Patient age, race/ethnicity, gender, preoperative refraction, preoperative BCVA, postoperative refraction, postoperative BCVA, and IOL power were recorded from patient charts (Table 1). Preoperative and postoperative refractive values were converted to spherical equivalents. The preoperative biometry and most of the postoperative refractions were performed by experienced technicians certified by the Joint Commission on Allied Health Personnel in Ophthalmology. The main outcomes for the assessment of surgeries included the postoperative BCVA, postoperative spherical equivalent refraction, and postoperative residual refractive astigmatism.

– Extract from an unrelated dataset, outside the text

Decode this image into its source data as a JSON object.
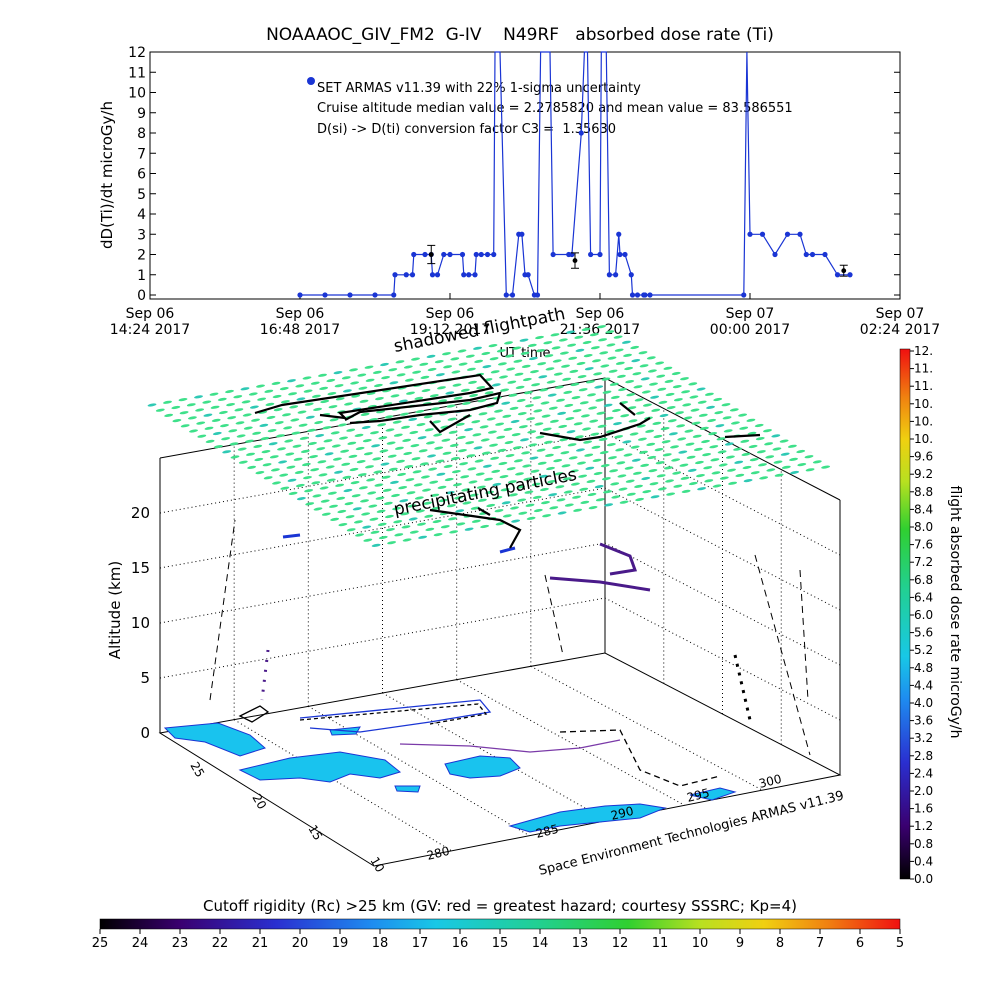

Axial length (AL), preoperative anterior chamber depth (ACD), preoperative flat corneal front power (K1), preoperative steep corneal front power (K2), lens thickness, horizontal white-to-white (WTW) corneal diameter, and central corneal thickness (CCT) were recorded from the Lenstar biometric device. Predicted postoperative refractions for the Holladay 2 formula were calculated using Holladay IOL Consultant software (Holladay Consulting). Predicted postoperative refractions for the Barrett toric IOL formula were calculated using the online Barrett toric formula calculator.²¹ Since previous studies have shown that both the Holladay and Barrett formulae account for posterior corneal astigmatism, a comparison of refractive outcomes in eyes with against-the-rule astigmatism vs with-the-rule astigmatism was not performed.¹⁴ An estimated standardized value for surgically-induced astigmatism was entered into both formulae; 0.3 diopter (D) was chosen based on previously published averages.^22-24

A formula’s prediction error is defined as the predicted postoperative refraction minus the actual postoperative refraction. The mean absolute prediction error (MAE), defined as the mean of the absolute values of the prediction errors, and the median absolute prediction error (MedAE), defined as the median of the absolute values of the prediction errors, were used to assess the overall accuracy of each formula. Also, the percentages of eyes with postoperative refraction within ≥ 0.25 D, ≥ 0.50 D, and ≥ 1.0 D were calculated for both formulae. Two-tailed t tests were performed to compare the MAE between the formulae. Subgroup analyses were performed for short eyes (AL < 22 mm), medium length eyes (AL = 22-25 mm), and long eyes (AL > 25 mm). Statistical analysis was performed using STATA 11 (STATA Corp). The preoperative corneal astigmatism and postoperative refractive astigmatism of all the cases were compared in double-angle plots to assess how well the toric IOL neutralized the corneal astigmatism.